Reuel Marc Gerecht, an
Iraq expert at the American Enterprise Institute, has
warned repeatedly over the past several months that the
administration should do everything it can to avoid
attacking Muqtada's militia in Najaf, as opposed to its
presence in other strongholds in Baghdad and southern
Iraq. Shi'ites make up roughly 60% of Iraq's population.
"If we go into Najaf in force, we will lose
Grand Ayatollah [Ali] al-Sistani," by far the most
influential Shi'ite cleric in Iraq, Gerecht, a former
CIA operative, warned in May, adding that Sistani was
much better able to neutralize Muqtada on his own.
Sistani, who has publicly criticized both Washington and
Muqtada, left the country for medical treatment in
Britain just as the US offensive got under way; his
office called for a ceasefire late Thursday night.
"The greatest vulnerability we have is to turn
the mass of the [Shi'ite] population against the
coalition," retired army General Daniel Christman told
USA Today. "We can win every tactical battle but lose
the war if we don't put the individual engagements
inside a larger political context."
But that
appears to be precisely what is taking place, according
to Cole, who predicted the most likely result of the
current fighting will be a "long-term, low-intensity
Shi'ite insurgency in the south, similar to what we have
seen in the so-called Sunni triangle."
In the
past two days, for example, the Mehdi Army has engaged
against local police and coalition forces in five
southern cities, while large-scale demonstrations were
mounted in Sadr City, the sprawling Baghdad slum named
for Muqtada's father, which remains largely in the
militia's control.
"People say the south has
been quieter [than the Sunni areas], but I think that's
over now," said Cole. "You can defeat the Mehdi Army
militarily; they're just youth gangs with RPGs
[rocket-propelled grenades], but you can't decisively
defeat them.

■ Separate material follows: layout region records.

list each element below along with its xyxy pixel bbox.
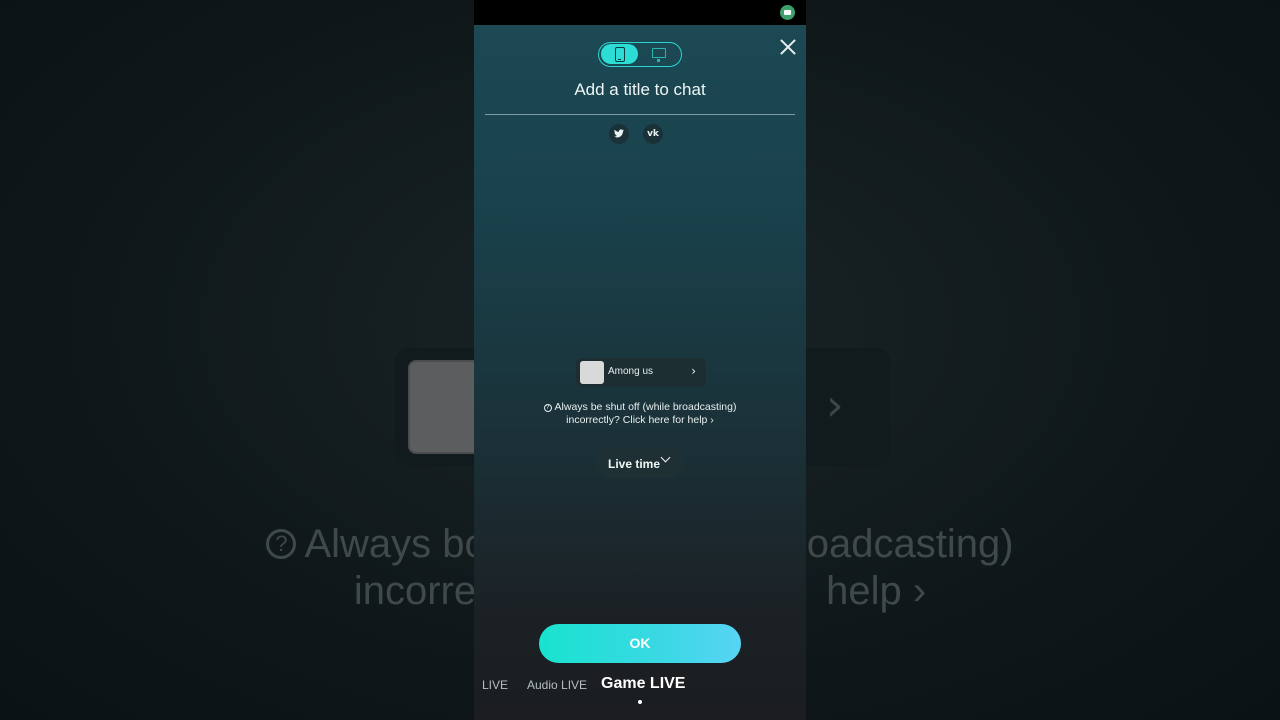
- vk-share-icon[interactable]: vk: [643, 124, 663, 144]
- active-tab-indicator: [638, 700, 642, 704]
- device-mode-toggle[interactable]: [598, 42, 682, 67]
- game-selector[interactable]: Among us ›: [576, 358, 706, 387]
- close-icon[interactable]: [778, 37, 798, 57]
- chevron-right-icon: ›: [691, 364, 696, 378]
- tab-live[interactable]: LIVE: [482, 678, 508, 692]
- phone-icon: [615, 47, 625, 62]
- background-chevron-icon: ›: [826, 380, 844, 431]
- live-time-label: Live time: [608, 457, 661, 471]
- tab-audio-live[interactable]: Audio LIVE: [527, 678, 587, 692]
- ok-button[interactable]: OK: [539, 624, 741, 663]
- help-link-line1[interactable]: ? Always be shut off (while broadcasting): [514, 401, 766, 413]
- title-underline: [485, 114, 795, 115]
- status-bar: [474, 0, 806, 25]
- tab-game-live[interactable]: Game LIVE: [601, 675, 685, 693]
- chat-title-input[interactable]: Add a title to chat: [485, 80, 795, 100]
- game-thumbnail: [580, 361, 604, 384]
- monitor-icon: [652, 48, 666, 62]
- help-link-line2[interactable]: incorrectly? Click here for help ›: [514, 414, 766, 426]
- pc-mode-option[interactable]: [641, 44, 678, 64]
- twitter-share-icon[interactable]: [609, 124, 629, 144]
- phone-mode-option[interactable]: [601, 44, 638, 64]
- phone-screen: Add a title to chat vk Among us › ? Alway…: [474, 0, 806, 720]
- chevron-down-icon: [660, 452, 671, 463]
- live-time-dropdown[interactable]: Live time: [597, 448, 683, 478]
- screen-record-icon: [780, 5, 795, 20]
- background-help-question-icon: ?: [266, 529, 297, 559]
- question-icon: ?: [543, 404, 552, 412]
- game-name: Among us: [608, 366, 654, 377]
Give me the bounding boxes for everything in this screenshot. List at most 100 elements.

They're from neighborhoods that have been
settled by clans from the countryside, and for every one
of [their members] who are killed, two or three others
will join up."
But the fighting in Najaf has
much broader implications, which spell big trouble for
the US beyond Iraq, according to the experts. "It is
vital that Washington understand that it cannot consider
the Shi'ites of Iraq to be an independent, national
body," warned Youssef Ibrahim, a former New York Times
correspondent, in a widely noted column published in
June. "Any efforts by the Americans or the new Iraqi
government to marginalize or imprison [Muqtada] would
cause reverberations from Iran to Lebanon to Pakistan."
The attack on Najaf, particularly if it ends in
Muqtada's death or serious damage to the shrine, will
make those reverberations particularly severe, according
to Cole, who noted that Iran's government is already
under pressure from hardliners and the Revolutionary
Guard to take stronger action in defense of Muqtada.
"Lebanese Hezbollah will organize, the US naval
base in Bahrain [where there is a large Shi'ite
community] is likely to be a target," he said. "I think
there will be anti-US terror coming out of this, and the
American public will again ask, 'Why do they hate us'?"
"It will completely discredit America and make
it the new tyrant in the eyes of Shi'ites worldwide,"
said the California-based al-Qazwini.